Trump became the third US president in history to be impeached, as the Democratic-led House of Representatives voted to impeach Trump on two counts this morning, namely abuse of power and obstructing Congress. Trump has been impeached over allegations he tried to use military aid to pressure Ukraine’s President Volodymyr Zelensky into investigating his political rival Joe Biden, who is front-runner to take on Trump in the 2020 election.
Investors widely expected this to happen as stock-market indexes, hardly reacted on Thursday after earlier finishing at near all-time highs. Wall Street has mostly shaken off the prospect of impeachment, with S&P 500 and Dow Jones Industrial Average both edging up 0.1 per cent.
“It’s a fairly moot point in terms of market and economic implications, especially in the near term,” said Daniel Marc Richards, MENA Economist at Emirates NBD. “The development had been long expected and given that it is highly unlikely to pass the Republican-controlled Senate, the political risk is limited.”

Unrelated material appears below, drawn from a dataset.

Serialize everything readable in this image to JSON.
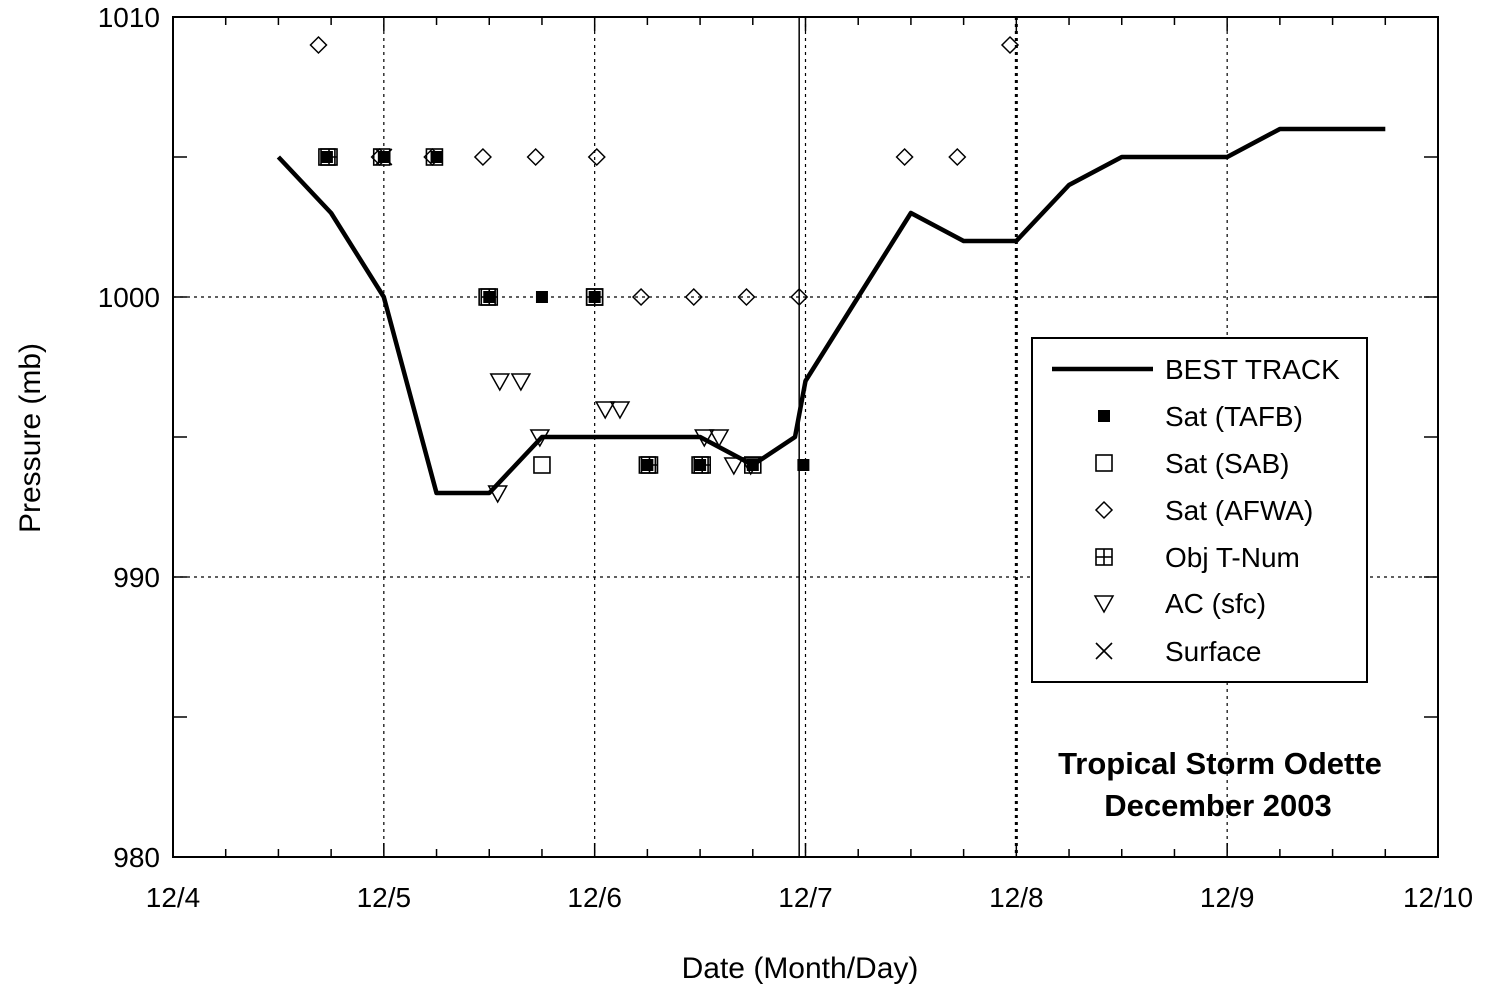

“Markets did price the risk and anticipated the final results of the vote that is why we did not see a major change in the prices,” said Mohamed Zidan, Chief Market Strategist for ThinkMarkets in Dubai, adding that the vote was more symbolic than a serious step as Democrats look to weaken current US president’s chances before the coming election. “It is still difficult for Democrats to get the Republicans on their side in the Senates votes as we see saw yesterday not one Republican voted for the charges.”
The historic clash is not creating more unease in financial markets as all signs indicate that the Republican-controlled Senate won’t vote to remove Trump from office, when it holds a trial mostly by early January.
An investor survey conducted by Canada-based RBC Capital Markets found that market participants have grown more comfortable over time with a scenario in which the president is impeached, but not convicted.
“If there was a bigger risk that Trump would be removed from office, with one or two Senate Republicans defecting, that could spark a bit more anxiety in the markets,” says Adam Crisafulli, founder and president of Vital Knowledge Media. ”If we see a shift in momentum after the Senate vote, this would be a major catalyst for high volatility and major sell-off in stocks which could initially erase 5—10 per cent of S&P 500 value,” Zidan said.